There are two sides to this coin: The data (experience analytics) helps you understand a customer’s journey (customer experience) when they navigate your site.
So, to put it another way, when a new customer navigates your site their journey is tracked, and when you use analytic tools to track their actions, you learn a customer’s tendencies and behaviors.
And these behaviors include, but not limited to, time spent on your website, duration of their stay on certain web pages or products and services, where they clicked the most, where product abandonment occurred and what led to it, and you’ll also tell if they got back after remarketing your products to them.
This data helps you wield power that is customer experience. It helps you increase revenue and analyze the best marketing strategies to employ on customers at any given time.
Is experience analytics data useful?
Certainly. Most companies use customer experience analytics to provide insightful analysis about their customers. But it’s a real challenge; analyzing all this data to find the right marketing strategies to scale their sales higher. It’s not easy especially having collected hundreds of thousands of data from every new customer that visits your site.
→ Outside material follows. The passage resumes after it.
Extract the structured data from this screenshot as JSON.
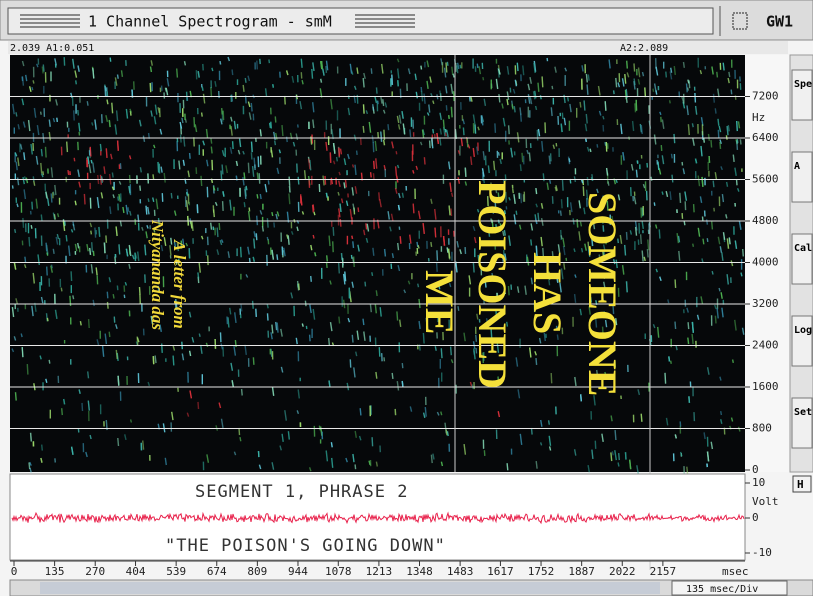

According to research, most of the collected data is stored and remained ‘untouched’ as most online businesses lack the right tools to analyze the mountain of data at their disposal. So some companies are not making use of these data analytics, which when properly organized can provide a customer’s story.
Through web analytics tools such as heat maps, session replay recordings, etc., you can easily pinpoint or discover which barriers a customer experiences along the way. The customer journey is a series of steps that flow through each other. If at a particular stage the steps experience a break, you lose a customer before they even complete a purchase. So, yes, customer interactions analytics are useful.
If you want to grow your online business, improve its user experience, and boost sales significantly, it is essential to employ the use of customer experience analysis. Use its power to enhance your product and services, and improve the overall performance of your website.